The only engine which ever pierced a piston on me was a VW Beetle with a carburator. Nowadays fuel injection is used universally because carburator engines cannot fulfill pollution standards anymore.
if you don't understand what you call the "blow by" and the way it is managed today, you don't understand how an engine works, or maybe on paper or on internet documents.
ditto for the piston drilling with direct injection and the problems of electronic management, that's why there are now knock sensors (I don't know the name in English but I can explain) because the engines Modern models have such a diagram of operation to obtain this performance that at the slightest failure of a control element (such as one of the lambda probes or a knock sensor) and it is guaranteed engine failure. Also try with "AFR management" if you want to learn.
Here's a bit of an old document on how VW handled it with the TFSI, but it's evolved again now.
https://www.forum-audi.com/topic-180-audi-tt-rs-mk2-moteur-25l-tfsi-5-cylindres.html
ditto here with peugeot
https://exxotest.com/wp-content/uploads/2018/03/GU_MT-MOTEUR-E3CT_FR.pdf

And again, we have not addressed the problem with the "long life" lubrication programs 🙄
 
Blow by is the air from the block forced down by pistons going downwards, and that is vented into the air intake on some engines.
Though this is compensated for the most part by other pistons going upwards.
Also refers to leaks past the piston rings.
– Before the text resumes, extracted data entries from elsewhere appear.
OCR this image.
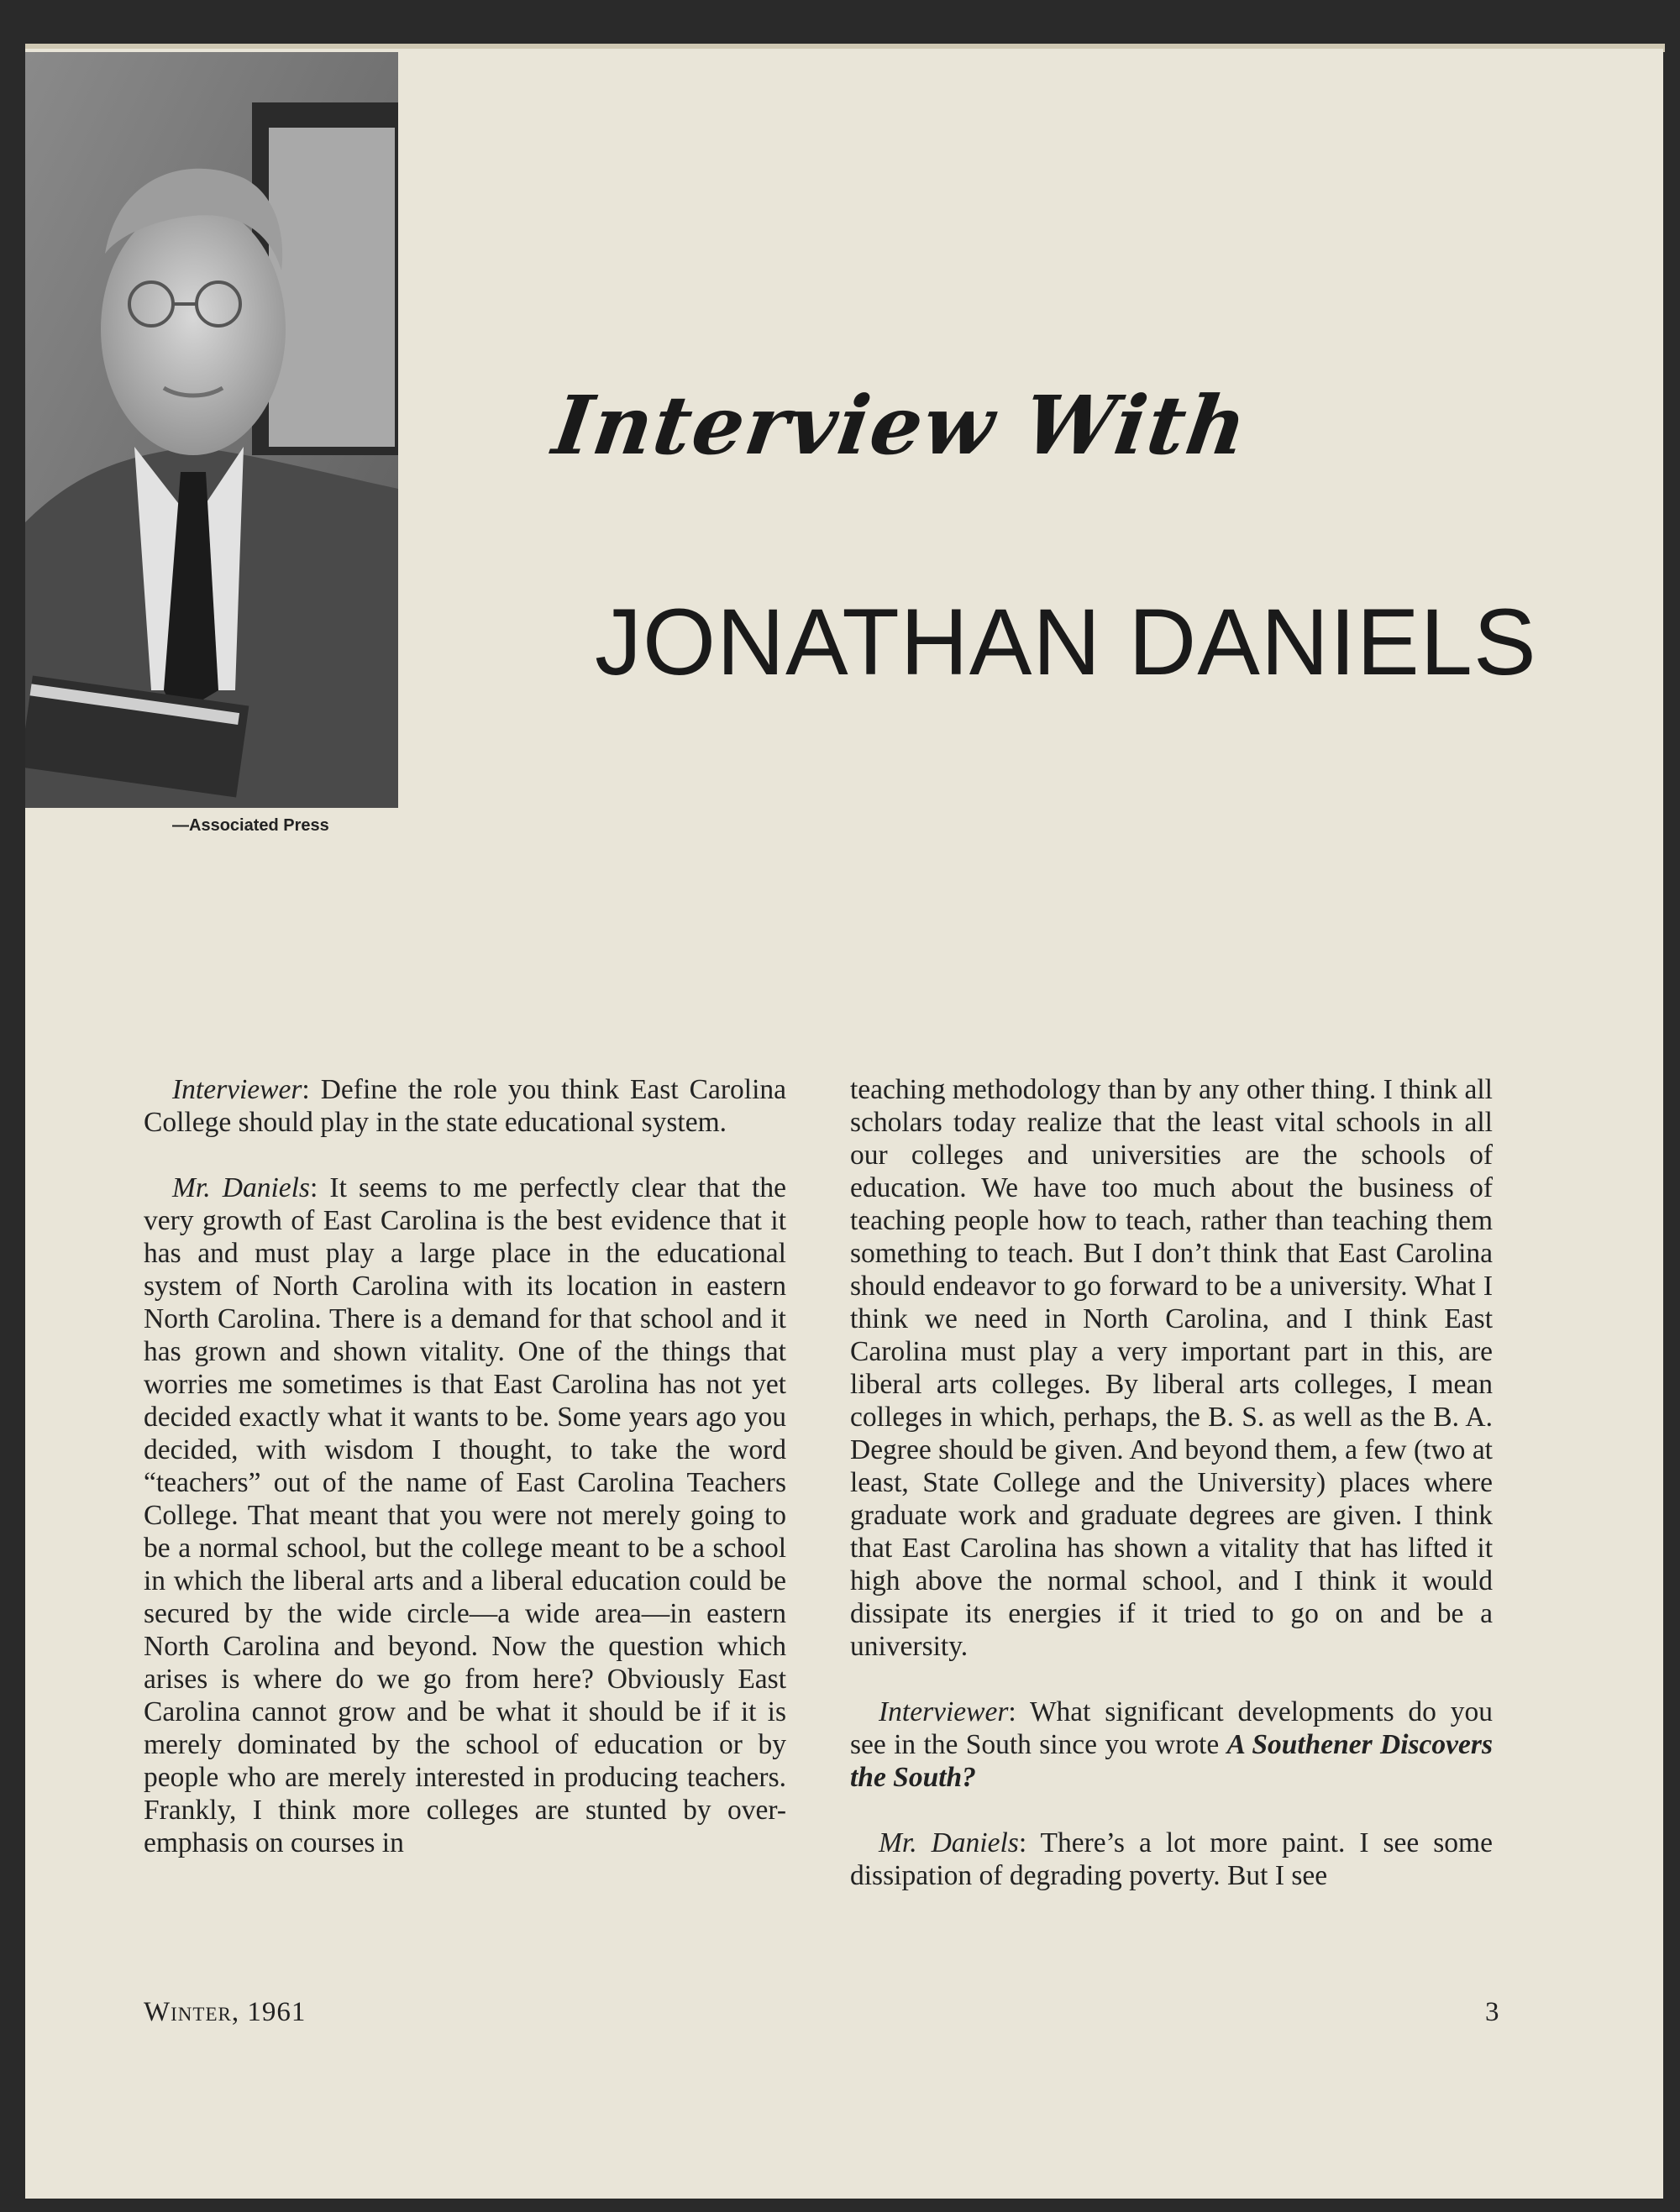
—Associated Press
Interview With
JONATHAN DANIELS

Interviewer: Define the role you think East Carolina College should play in the state educational system.

Mr. Daniels: It seems to me perfectly clear that the very growth of East Carolina is the best evidence that it has and must play a large place in the educational system of North Carolina with its location in eastern North Carolina. There is a demand for that school and it has grown and shown vitality. One of the things that worries me sometimes is that East Carolina has not yet decided exactly what it wants to be. Some years ago you decided, with wisdom I thought, to take the word “teachers” out of the name of East Carolina Teachers College. That meant that you were not merely going to be a normal school, but the college meant to be a school in which the liberal arts and a liberal education could be secured by the wide circle—a wide area—in eastern North Carolina and beyond. Now the question which arises is where do we go from here? Obviously East Carolina cannot grow and be what it should be if it is merely dominated by the school of education or by people who are merely interested in producing teachers. Frankly, I think more colleges are stunted by over-emphasis on courses in

teaching methodology than by any other thing. I think all scholars today realize that the least vital schools in all our colleges and universities are the schools of education. We have too much about the business of teaching people how to teach, rather than teaching them something to teach. But I don’t think that East Carolina should endeavor to go forward to be a university. What I think we need in North Carolina, and I think East Carolina must play a very important part in this, are liberal arts colleges. By liberal arts colleges, I mean colleges in which, perhaps, the B. S. as well as the B. A. Degree should be given. And beyond them, a few (two at least, State College and the University) places where graduate work and graduate degrees are given. I think that East Carolina has shown a vitality that has lifted it high above the normal school, and I think it would dissipate its energies if it tried to go on and be a university.

Interviewer: What significant developments do you see in the South since you wrote A Southener Discovers the South?

Mr. Daniels: There’s a lot more paint. I see some dissipation of degrading poverty. But I see

Winter, 1961	3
Oil does char/blacken if expose to heat for a long time.
Dirty or oily air in the air intakes...source of problem...
 
Blow by is when you have damaged piston rings and the piston allows pressure to go past it into the block.
An extreme version happened with aforementioned Beetle which fired the oil filler cap off with such force it dented the rear hood from the inside.

If your intake air contains oil you have serious problems elsewhere, try changing the air filter. Intake valves should no coke up.
The only engine I ever opened up far enough was an Audi 1.9 TD with 120 000miles on it. The intake valves looked like new. The exhaust valves not so much.